Em 1873, Vladimir Kovalevsky [en] rejeitou a reclassificação de Gervais de Hyopotamus crispus (= Elomeryx crispus) para Xiphodon.[15] Em 1876, o naturalista britânico William Henry Flower expressou incerteza sobre se Dichodon era suficientemente distinto de Xiphodon. Como não gostava do conceito de ter múltiplos gêneros proximamente relacionados, ele optou por colocar em Xiphodon a espécie recém-erigida Xiphodon platyceps.[16] No mesmo ano, Kovalevsky erigiu uma espécie menor recém-determinada que ele nomeou Xiphodon castrense em homenagem à comuna francesa de Castres. Ele também afirmou que seus pré-molares afiados justificavam a etimologia do gênero "dente de espada".[17] Gervais erigiu outra espécie que ele atribuiu provisoriamente a Xiphodon no mesmo ano, nomeando-a X? tragulinum.[18] Em 1884, o naturalista francês Henri Filhol [en] erigiu a espécie Xiphodon magnum com base em um fóssil de mandíbula inferior, argumentando que a espécie era maior que Xiphodon gracilis.[19]

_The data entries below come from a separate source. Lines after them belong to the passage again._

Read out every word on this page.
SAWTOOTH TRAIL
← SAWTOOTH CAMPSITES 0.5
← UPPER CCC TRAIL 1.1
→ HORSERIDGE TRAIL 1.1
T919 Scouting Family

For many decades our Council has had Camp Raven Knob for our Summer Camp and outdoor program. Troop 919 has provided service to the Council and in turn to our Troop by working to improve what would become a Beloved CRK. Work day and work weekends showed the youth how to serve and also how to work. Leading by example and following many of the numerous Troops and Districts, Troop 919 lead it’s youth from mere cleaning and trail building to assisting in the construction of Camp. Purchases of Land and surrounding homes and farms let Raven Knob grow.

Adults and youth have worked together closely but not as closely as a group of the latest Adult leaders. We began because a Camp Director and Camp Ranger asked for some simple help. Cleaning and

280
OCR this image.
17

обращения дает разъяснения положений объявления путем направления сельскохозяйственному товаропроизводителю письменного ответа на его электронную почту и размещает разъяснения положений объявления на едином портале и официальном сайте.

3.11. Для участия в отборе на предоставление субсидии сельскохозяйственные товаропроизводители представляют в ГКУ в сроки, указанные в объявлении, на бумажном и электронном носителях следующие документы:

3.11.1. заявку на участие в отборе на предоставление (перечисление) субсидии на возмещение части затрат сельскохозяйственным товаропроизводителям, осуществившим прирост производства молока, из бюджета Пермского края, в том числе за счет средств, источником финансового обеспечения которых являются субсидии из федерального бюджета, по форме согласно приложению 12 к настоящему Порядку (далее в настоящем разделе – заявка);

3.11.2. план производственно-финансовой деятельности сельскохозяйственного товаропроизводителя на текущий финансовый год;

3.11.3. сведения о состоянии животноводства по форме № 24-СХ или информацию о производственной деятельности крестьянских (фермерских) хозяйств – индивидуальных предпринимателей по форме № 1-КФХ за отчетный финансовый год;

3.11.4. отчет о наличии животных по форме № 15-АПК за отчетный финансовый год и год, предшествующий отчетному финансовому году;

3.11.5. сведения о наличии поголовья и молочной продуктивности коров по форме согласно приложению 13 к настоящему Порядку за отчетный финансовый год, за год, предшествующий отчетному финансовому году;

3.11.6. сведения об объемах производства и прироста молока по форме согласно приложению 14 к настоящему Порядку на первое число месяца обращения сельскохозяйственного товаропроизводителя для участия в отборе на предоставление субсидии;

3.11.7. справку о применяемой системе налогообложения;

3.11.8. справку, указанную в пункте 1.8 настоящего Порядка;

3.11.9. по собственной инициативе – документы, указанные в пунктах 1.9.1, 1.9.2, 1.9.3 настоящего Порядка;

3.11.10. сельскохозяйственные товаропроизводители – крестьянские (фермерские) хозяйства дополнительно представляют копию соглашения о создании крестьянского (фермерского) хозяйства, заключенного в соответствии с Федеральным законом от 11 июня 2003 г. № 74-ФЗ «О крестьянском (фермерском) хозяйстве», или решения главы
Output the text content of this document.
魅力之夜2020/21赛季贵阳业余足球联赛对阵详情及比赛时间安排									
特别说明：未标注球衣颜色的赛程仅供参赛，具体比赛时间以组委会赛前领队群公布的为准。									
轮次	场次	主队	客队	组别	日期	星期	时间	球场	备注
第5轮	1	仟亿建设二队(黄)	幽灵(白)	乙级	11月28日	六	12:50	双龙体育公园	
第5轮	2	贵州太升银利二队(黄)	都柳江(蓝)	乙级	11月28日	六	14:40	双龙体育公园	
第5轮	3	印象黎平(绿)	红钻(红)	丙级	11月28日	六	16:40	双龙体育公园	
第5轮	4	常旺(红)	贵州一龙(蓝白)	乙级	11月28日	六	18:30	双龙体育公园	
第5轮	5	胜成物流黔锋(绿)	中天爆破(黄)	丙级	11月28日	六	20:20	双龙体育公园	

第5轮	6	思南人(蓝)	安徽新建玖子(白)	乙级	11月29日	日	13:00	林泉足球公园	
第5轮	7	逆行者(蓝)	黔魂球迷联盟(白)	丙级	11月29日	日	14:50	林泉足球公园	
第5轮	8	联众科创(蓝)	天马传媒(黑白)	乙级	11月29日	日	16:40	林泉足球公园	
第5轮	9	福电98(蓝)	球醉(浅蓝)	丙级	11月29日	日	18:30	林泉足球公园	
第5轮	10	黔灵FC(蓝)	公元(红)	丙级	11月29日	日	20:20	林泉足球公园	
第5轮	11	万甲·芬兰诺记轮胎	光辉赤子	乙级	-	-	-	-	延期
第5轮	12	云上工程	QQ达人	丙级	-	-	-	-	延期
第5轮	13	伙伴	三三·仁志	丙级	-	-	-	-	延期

O naturalista britânico Richard Lydekker revisou as espécies conhecidas de Dichodon e Xiphodon em 1885, confirmando que ambos são gêneros distintos. Ele também reafirmou a validade de Xiphodon gracilis e Xiphodon gelyensis, e então sinonimizou Xiphodontherium, erigido anteriormente por Filhol em 1877, com Xiphodon, reclassificando assim Xiphodontherium secundarius para Xiphodon. Ele também sugeriu que Xiphodon platyceps pode ser sinônimo de Dacrytherium [en] ovinum. Ele não fez referência a Xiphodon castrense em seu catálogo.[20] Em 1886, o paleontólogo alemão Max Schlosser [en] transferiu "X. gelyense" para o gênero mais novo Phaneromeryx.[21]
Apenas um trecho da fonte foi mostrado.